Com receio de soar repetitivo e de não conseguir acrescentar muitos elementos ao debate, arrisco nas próximas linhas uma tentativa de interpretar os resultados eleitorais no Parlamento Europeu. Para quem não está muito a par da situação, houve um avanço grande e difuso de partidos do que se chamou de extrema-direita.
Trata-se de grupos declaradamente discriminatórios que assumem posições contrárias a homossexuais, à presença de estrangeiros em seus países e são contrários à existência da União Europeia. Alguns deles abarcam correntes anti-semitas. Para se ter uma ideia, Jean-Marine Le Pen, a líder do partido xenófobo francês Frente Nacional, chegou a afirmar que "o senhor Ebola poderia resolver o problema demográfico da África". É inegável que ventos nacionalistas sopram cada vez mais forte no Velho Continente e que algumas minorias, como estrangeiros e homossexuais, têm muito a perder se o avanço político de correntes como essas aumentar. O partido de Pen, com 25% dos votos, foi o maior vencedor na França. O partido do presidente Francois Hollande somou meros 14% dos votos. Algo semelhante se viu na Inglaterra, onde o Ukip, partido criado com o intuito de retirar o Reino Unido da UE, arrebatou 28% das cédulas.
A inquietude com o resultado das urnas é visível dentro e fora do continente. Como é possível que a Europa no século XXI dê ouvidos a doutrinas excludentes que deixaram uma marca de horror em sua história recente? Interrogar-se a esse respeito é inevitável, mas talvez seja também pouco produtivo. Mais do que a perplexidade, interessa saber o que os cidadãos europeus querem dizer com suas preferências políticas manifestadas no último domingo.
O que eles têm a dizer? O que está por traz desse sinal de retrocesso? Essas perguntas talvez nos levem a resultados mais pertinentes ao momento atual. Elas revelam algo mais profundo e que muitas vezes parece ser negligenciado pelos amantes da democracia, da inclusão e da integração. Não basta ser abrangente.

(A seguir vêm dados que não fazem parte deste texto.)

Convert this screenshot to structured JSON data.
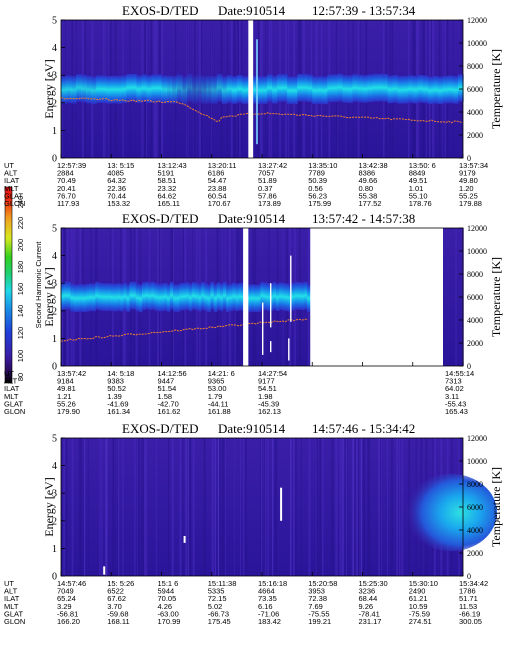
{
  "colorbar": {
    "label": "Second Harmonic Current",
    "ticks": [
      "80",
      "100",
      "120",
      "140",
      "160",
      "180",
      "200",
      "220",
      "240"
    ],
    "min": 80,
    "max": 240
  },
  "chart_data": [
    {
      "type": "heatmap",
      "title": "EXOS-D/TED",
      "date_label": "Date:910514",
      "time_range": "12:57:39 - 13:57:34",
      "ylabel": "Energy [eV]",
      "y2label": "Temperature [K]",
      "ylim": [
        0,
        5
      ],
      "y2lim": [
        0,
        12000
      ],
      "yticks": [
        "0",
        "1",
        "2",
        "3",
        "4",
        "5"
      ],
      "y2ticks": [
        "0",
        "2000",
        "4000",
        "6000",
        "8000",
        "10000",
        "12000"
      ],
      "gaps": [
        {
          "start": 0.466,
          "end": 0.478
        }
      ],
      "band": {
        "center_ev": 2.5,
        "height_ev": 1.0
      },
      "temperature_trace": true,
      "ephemeris": {
        "labels": [
          "UT",
          "ALT",
          "ILAT",
          "MLT",
          "GLAT",
          "GLON"
        ],
        "columns": [
          [
            "12:57:39",
            "2884",
            "70.49",
            "20.41",
            "76.70",
            "117.93"
          ],
          [
            "13: 5:15",
            "4085",
            "64.32",
            "22.36",
            "70.44",
            "153.32"
          ],
          [
            "13:12:43",
            "5191",
            "58.51",
            "23.32",
            "64.62",
            "165.11"
          ],
          [
            "13:20:11",
            "6186",
            "54.47",
            "23.88",
            "60.54",
            "170.67"
          ],
          [
            "13:27:42",
            "7057",
            "51.89",
            "0.37",
            "57.86",
            "173.89"
          ],
          [
            "13:35:10",
            "7789",
            "50.39",
            "0.56",
            "56.23",
            "175.99"
          ],
          [
            "13:42:38",
            "8386",
            "49.66",
            "0.80",
            "55.38",
            "177.52"
          ],
          [
            "13:50: 6",
            "8849",
            "49.51",
            "1.01",
            "55.10",
            "178.76"
          ],
          [
            "13:57:34",
            "9179",
            "49.80",
            "1.20",
            "55.25",
            "179.88"
          ]
        ]
      }
    },
    {
      "type": "heatmap",
      "title": "EXOS-D/TED",
      "date_label": "Date:910514",
      "time_range": "13:57:42 - 14:57:38",
      "ylabel": "Energy [eV]",
      "y2label": "Temperature [K]",
      "ylim": [
        0,
        5
      ],
      "y2lim": [
        0,
        12000
      ],
      "yticks": [
        "0",
        "1",
        "2",
        "3",
        "4",
        "5"
      ],
      "y2ticks": [
        "0",
        "2000",
        "4000",
        "6000",
        "8000",
        "10000",
        "12000"
      ],
      "gaps": [
        {
          "start": 0.453,
          "end": 0.466
        }
      ],
      "blank_after": 0.62,
      "band": {
        "center_ev": 2.5,
        "height_ev": 1.0
      },
      "temperature_trace": true,
      "ephemeris": {
        "labels": [
          "UT",
          "ALT",
          "ILAT",
          "MLT",
          "GLAT",
          "GLON"
        ],
        "columns": [
          [
            "13:57:42",
            "9184",
            "49.81",
            "1.21",
            "55.26",
            "179.90"
          ],
          [
            "14: 5:18",
            "9383",
            "50.52",
            "1.39",
            "-41.69",
            "161.34"
          ],
          [
            "14:12:56",
            "9447",
            "51.54",
            "1.58",
            "-42.70",
            "161.62"
          ],
          [
            "14:21: 6",
            "9365",
            "53.00",
            "1.79",
            "-44.11",
            "161.88"
          ],
          [
            "14:27:54",
            "9177",
            "54.51",
            "1.98",
            "-45.39",
            "162.13"
          ],
          [
            "14:55:14",
            "7313",
            "64.02",
            "3.11",
            "-55.43",
            "165.43"
          ]
        ]
      }
    },
    {
      "type": "heatmap",
      "title": "EXOS-D/TED",
      "date_label": "Date:910514",
      "time_range": "14:57:46 - 15:34:42",
      "ylabel": "Energy [eV]",
      "y2label": "Temperature [K]",
      "ylim": [
        0,
        5
      ],
      "y2lim": [
        0,
        12000
      ],
      "yticks": [
        "0",
        "1",
        "2",
        "3",
        "4",
        "5"
      ],
      "y2ticks": [
        "0",
        "2000",
        "4000",
        "6000",
        "8000",
        "10000",
        "12000"
      ],
      "gaps": [],
      "band": {
        "center_ev": 2.3,
        "height_ev": 1.4
      },
      "temperature_trace": false,
      "ephemeris": {
        "labels": [
          "UT",
          "ALT",
          "ILAT",
          "MLT",
          "GLAT",
          "GLON"
        ],
        "columns": [
          [
            "14:57:46",
            "7049",
            "65.24",
            "3.29",
            "-56.81",
            "166.20"
          ],
          [
            "15: 5:26",
            "6522",
            "67.62",
            "3.70",
            "-59.68",
            "168.11"
          ],
          [
            "15:1 6",
            "5944",
            "70.05",
            "4.26",
            "-63.00",
            "170.99"
          ],
          [
            "15:11:38",
            "5335",
            "72.15",
            "5.02",
            "-66.73",
            "175.45"
          ],
          [
            "15:16:18",
            "4664",
            "73.35",
            "6.16",
            "-71.06",
            "183.42"
          ],
          [
            "15:20:58",
            "3953",
            "72.38",
            "7.69",
            "-75.55",
            "199.21"
          ],
          [
            "15:25:30",
            "3236",
            "68.44",
            "9.26",
            "-78.41",
            "231.17"
          ],
          [
            "15:30:10",
            "2490",
            "61.21",
            "10.59",
            "-75.59",
            "274.51"
          ],
          [
            "15:34:42",
            "1786",
            "51.71",
            "11.53",
            "-66.19",
            "300.05"
          ]
        ]
      }
    }
  ]
}
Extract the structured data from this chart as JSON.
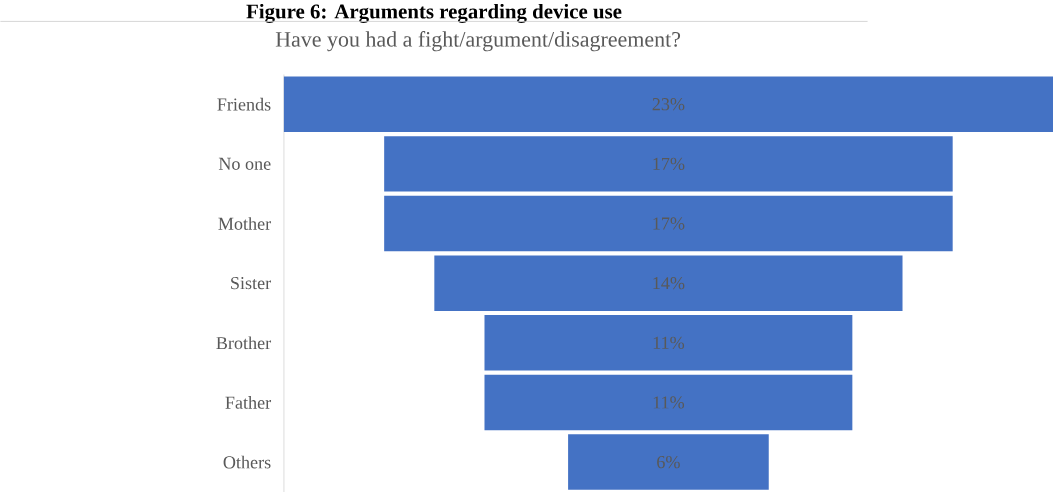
{
  "chart_data": {
    "type": "other",
    "title": "Figure 6: Arguments regarding device use",
    "subtitle": "Have you had a fight/argument/disagreement?",
    "categories": [
      "Friends",
      "No one",
      "Mother",
      "Sister",
      "Brother",
      "Father",
      "Others"
    ],
    "values": [
      23,
      17,
      17,
      14,
      11,
      11,
      6
    ],
    "value_labels": [
      "23%",
      "17%",
      "17%",
      "14%",
      "11%",
      "11%",
      "6%"
    ],
    "color": "#4472c4"
  }
}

Não é suficiente instaurar princípios democráticos e estabelecer regras e instituições com base nesses princípios. É necessário mostrar resultados.
A insatisfação com a política de austeridade imposta em todo o bloco produziu efeitos colaterais importantes. Uma Europa que gasta menos tornou-se um continente com menos investimentos, menos dinamismo econômico. Os efeitos disso tudo são sentidos no bolso e no dia a dia de seus habitantes. Como lembra Robert Dahl, os críticos da democracia estarão sempre lá para dizer que “um processo de tomada de decisões coletivo, não importa quão democrático, não se justifica a não ser que gere – ou tenda a gerar – resultados desejáveis”. Isto não vale somente para a democracia, mas também para processos de integração como a União Europeia.
Não basta levantar a bandeira da inclusão das minorias étnicas ou mesmo da democracia. É preciso mostrar que elas são compatíveis com o desenvolvimento e produzem bons resultados. A Europa demanda isso quando flerta com correntes de outra natureza. Aos defensores das conquistas do Ocidente, cabe o ônus de provar que elas são compatíveis com os objetivos básicos perseguidos por uma sociedade. Cabe também a ressalva de que, por enquanto, os partidos da dita extrema direita somam apenas 14% das cadeiras do Parlamento Europeu, apesar do crescimento vertiginoso que registraram na última semana. Por enquanto o que se tem é apenas um espectro. Mas assusta.